Renner admits that the dense and highly CG-driven Age of Ultron script, which Whedon was rewriting on the fly, was confusing upon first read. “I was trying to figure out Ultron and Vision and all these other things… but it’s hard to visualize such a visual movie with just two-dimensional words,” said Renner. “So I just focused on what I could do to understand this, and just trust Joss. I feel like a lot of the cast is the same way. ‘I thought Ultron was a robot! How come there are a thousand of them? Oh, he’s not?! He’s an actual piece of software and he’s going in—and what does that look like?’”
“There were a lot of confusing things about it for me,” he laughed. “To think about what was happening with Romanoff and Banner, I didn’t know… a lot of stuff got lost for me. I just trusted Joss, and if something felt fake I would say so.”
It could come to pass that the very elements that make Barton the most mortal of the Avengers might also make him vulnerable down the road in future Marvel installments.
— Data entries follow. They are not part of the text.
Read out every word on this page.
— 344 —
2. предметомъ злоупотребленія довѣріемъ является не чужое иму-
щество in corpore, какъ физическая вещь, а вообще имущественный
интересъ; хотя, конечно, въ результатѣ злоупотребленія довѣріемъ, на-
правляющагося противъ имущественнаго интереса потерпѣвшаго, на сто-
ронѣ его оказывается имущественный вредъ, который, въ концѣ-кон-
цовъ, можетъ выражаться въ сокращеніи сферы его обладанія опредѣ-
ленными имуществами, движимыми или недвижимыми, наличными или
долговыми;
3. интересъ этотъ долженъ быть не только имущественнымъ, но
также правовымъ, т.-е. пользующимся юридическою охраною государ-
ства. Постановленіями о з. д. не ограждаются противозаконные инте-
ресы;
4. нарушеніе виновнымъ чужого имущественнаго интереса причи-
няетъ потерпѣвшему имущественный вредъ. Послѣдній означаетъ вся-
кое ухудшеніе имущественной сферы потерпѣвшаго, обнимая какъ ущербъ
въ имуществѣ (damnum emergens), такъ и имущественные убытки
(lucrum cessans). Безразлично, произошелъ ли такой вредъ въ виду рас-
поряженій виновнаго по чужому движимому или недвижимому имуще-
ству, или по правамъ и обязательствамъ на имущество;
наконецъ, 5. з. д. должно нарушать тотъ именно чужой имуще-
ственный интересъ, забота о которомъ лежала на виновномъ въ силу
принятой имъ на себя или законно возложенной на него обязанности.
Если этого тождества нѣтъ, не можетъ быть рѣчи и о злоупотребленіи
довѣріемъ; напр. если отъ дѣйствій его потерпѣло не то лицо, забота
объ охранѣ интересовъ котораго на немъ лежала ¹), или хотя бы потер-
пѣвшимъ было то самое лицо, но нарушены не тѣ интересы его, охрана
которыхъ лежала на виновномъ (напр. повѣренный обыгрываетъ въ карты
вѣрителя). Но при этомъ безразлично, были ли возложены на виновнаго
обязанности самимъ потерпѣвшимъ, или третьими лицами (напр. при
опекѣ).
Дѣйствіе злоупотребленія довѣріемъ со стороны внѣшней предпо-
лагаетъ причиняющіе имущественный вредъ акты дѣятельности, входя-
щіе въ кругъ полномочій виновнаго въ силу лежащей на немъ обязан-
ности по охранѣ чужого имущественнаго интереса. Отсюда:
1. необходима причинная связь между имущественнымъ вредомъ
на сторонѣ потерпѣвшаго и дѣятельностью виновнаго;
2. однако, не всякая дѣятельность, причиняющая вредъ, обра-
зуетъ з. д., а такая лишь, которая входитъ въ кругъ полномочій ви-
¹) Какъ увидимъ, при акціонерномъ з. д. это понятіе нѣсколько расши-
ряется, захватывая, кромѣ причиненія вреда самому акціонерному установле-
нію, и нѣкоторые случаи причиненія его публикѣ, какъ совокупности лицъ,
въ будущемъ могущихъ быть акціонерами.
With a Tony Stark-Steve Rogers clash set to divide the superhero ranks in the high-stakes Captain America: Civil War and the epic two-part Infinity War scheduled to conclude Marvel’s massive three-phase master plan, fans expect some heroes will fall along the way.
Renner says he doesn’t know for certain what Marvel Studios boss Kevin Feige has in store for Hawkeye—like the fact that the Avengers’ resident archer is also the most vulnerable in battle, a concern that plagues the character in Age of Ultron. (He shares the same game ambivalence about the possibility of rejoining the Bourne franchise: “Am I happy to do another one? Yeah. I’m happy to another one with Matt [Damon], without Matt, or not at all—I’m happy to do any of it when there’s something happening.”)
What he does know about Hawkeye’s fate, he’s staying mum on. “There are always talks about things, but that doesn’t ever mean they’ll become a reality,” he teased. “All these things can still happen. They just pave some road and plant some seeds for future things—if they choose to go down that road.”